L’apprenti vous apostrophe à 50 mètres du bus et vous accompagne même jusqu’à la porte arrière qui est l’entrée principale du petit autocar. Le geste gênant, c’est sa main qu’il pose sur votre dos pour vous encourager à monter à bord et bien souvent, elle n’est pas la bienvenue car vous allez en fait ailleurs.

A l’intérieur, le touriste ne manque pas de remarquer les grosses fenêtres libres sans aucune vitre qui laissent passer du vent. Idéales en période chaude, mais parfois elles exposent les passagers aux fréquentes odeurs nauséabondes provenant des canalisations souterraines défectueuses et débordés. Les larges flaques d’eaux usées, stagnantes sont malheureusement des images qui ternissent le paysage pittoresque de la capitale de la Teranga.

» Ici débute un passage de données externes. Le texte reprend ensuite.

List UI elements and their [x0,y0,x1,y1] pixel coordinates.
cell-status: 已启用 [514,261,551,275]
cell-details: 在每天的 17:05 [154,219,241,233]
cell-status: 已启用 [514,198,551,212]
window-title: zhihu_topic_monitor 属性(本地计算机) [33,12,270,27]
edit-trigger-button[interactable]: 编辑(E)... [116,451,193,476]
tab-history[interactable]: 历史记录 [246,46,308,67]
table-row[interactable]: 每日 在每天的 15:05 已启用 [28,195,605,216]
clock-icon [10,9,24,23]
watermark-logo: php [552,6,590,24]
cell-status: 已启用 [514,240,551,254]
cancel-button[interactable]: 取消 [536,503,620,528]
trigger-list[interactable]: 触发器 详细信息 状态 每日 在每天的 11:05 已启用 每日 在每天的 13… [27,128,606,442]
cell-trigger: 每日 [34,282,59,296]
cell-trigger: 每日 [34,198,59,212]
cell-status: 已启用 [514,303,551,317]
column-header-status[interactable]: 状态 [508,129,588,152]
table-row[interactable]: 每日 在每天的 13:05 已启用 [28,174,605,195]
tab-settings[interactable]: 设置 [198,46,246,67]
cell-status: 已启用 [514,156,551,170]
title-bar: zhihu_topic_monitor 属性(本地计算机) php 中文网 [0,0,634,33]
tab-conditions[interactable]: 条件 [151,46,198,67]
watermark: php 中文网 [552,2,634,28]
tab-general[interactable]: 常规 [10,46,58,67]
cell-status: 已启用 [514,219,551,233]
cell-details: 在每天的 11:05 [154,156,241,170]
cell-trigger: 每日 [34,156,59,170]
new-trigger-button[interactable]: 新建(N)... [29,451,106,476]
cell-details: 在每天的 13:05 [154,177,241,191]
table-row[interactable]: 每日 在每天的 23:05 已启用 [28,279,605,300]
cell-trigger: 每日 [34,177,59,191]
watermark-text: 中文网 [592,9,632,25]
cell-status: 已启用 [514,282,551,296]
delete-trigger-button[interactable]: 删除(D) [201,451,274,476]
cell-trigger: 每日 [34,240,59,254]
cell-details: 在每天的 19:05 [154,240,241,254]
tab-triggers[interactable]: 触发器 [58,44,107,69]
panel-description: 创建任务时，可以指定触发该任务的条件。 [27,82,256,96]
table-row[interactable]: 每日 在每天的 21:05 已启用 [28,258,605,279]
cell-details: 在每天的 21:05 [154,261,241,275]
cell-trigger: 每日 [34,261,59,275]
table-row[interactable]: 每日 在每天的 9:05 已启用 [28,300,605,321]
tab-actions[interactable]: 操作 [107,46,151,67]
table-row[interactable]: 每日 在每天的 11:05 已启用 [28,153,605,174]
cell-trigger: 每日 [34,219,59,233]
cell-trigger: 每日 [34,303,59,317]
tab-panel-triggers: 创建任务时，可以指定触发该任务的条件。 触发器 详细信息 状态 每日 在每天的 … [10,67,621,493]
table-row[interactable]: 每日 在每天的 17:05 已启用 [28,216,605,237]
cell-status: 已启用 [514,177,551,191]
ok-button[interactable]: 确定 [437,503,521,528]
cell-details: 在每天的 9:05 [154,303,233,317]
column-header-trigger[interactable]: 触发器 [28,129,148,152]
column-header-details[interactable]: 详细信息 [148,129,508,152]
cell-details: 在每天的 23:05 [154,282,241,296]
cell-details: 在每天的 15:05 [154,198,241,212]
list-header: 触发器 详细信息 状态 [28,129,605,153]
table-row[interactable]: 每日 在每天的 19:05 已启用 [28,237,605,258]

Les Cars Rapides sont vieux, aussi vieux que la première guerre mondiale. Presque tous ont un plancher troué. Attention à vos pièces de monnaie, vous risquez de faire le salaka* forcé et de n’en avoir plus assez pour donner ses 75 francs à l’apprenti. Gare aussi à vos pieds !

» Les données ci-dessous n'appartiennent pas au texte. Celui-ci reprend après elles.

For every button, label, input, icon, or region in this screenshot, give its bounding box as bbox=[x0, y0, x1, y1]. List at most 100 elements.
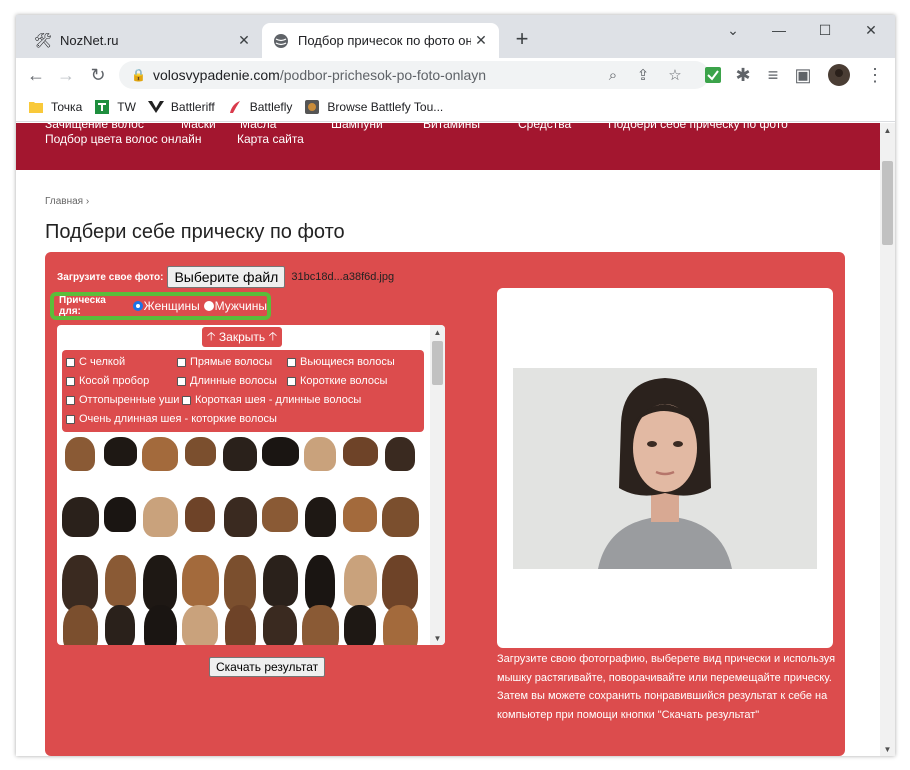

Dernièrement, j’ai été arrosé par les gouttes qui s’étaient infiltrées à travers ces interstices lorsque le car traversait à vive allure une nappe d’eau sale. Je me suis tout de même estimée chanceuse comparée à un ami à moi qui a écopé d’une vilaine entorse parce que son pied qui était pourtant dans le car s’est subitement retrouvé frôlant le goudron !

J’inspecte donc bien autour de moi, les sièges sont disposées de manière singulière : les deux premières rangées face à face, suivies de deux autres rangées sur chaque coté. Ce qui libère de la place au milieu pour les derniers arrivants qui se tiendront debout. Je guette l’apprenti. Il a disparu, puis comme par enchantement, je le vois refaire surface. En fait, il se tenait caché à l’extérieur du véhicule, derrière la porte… à l’affût du moindre client.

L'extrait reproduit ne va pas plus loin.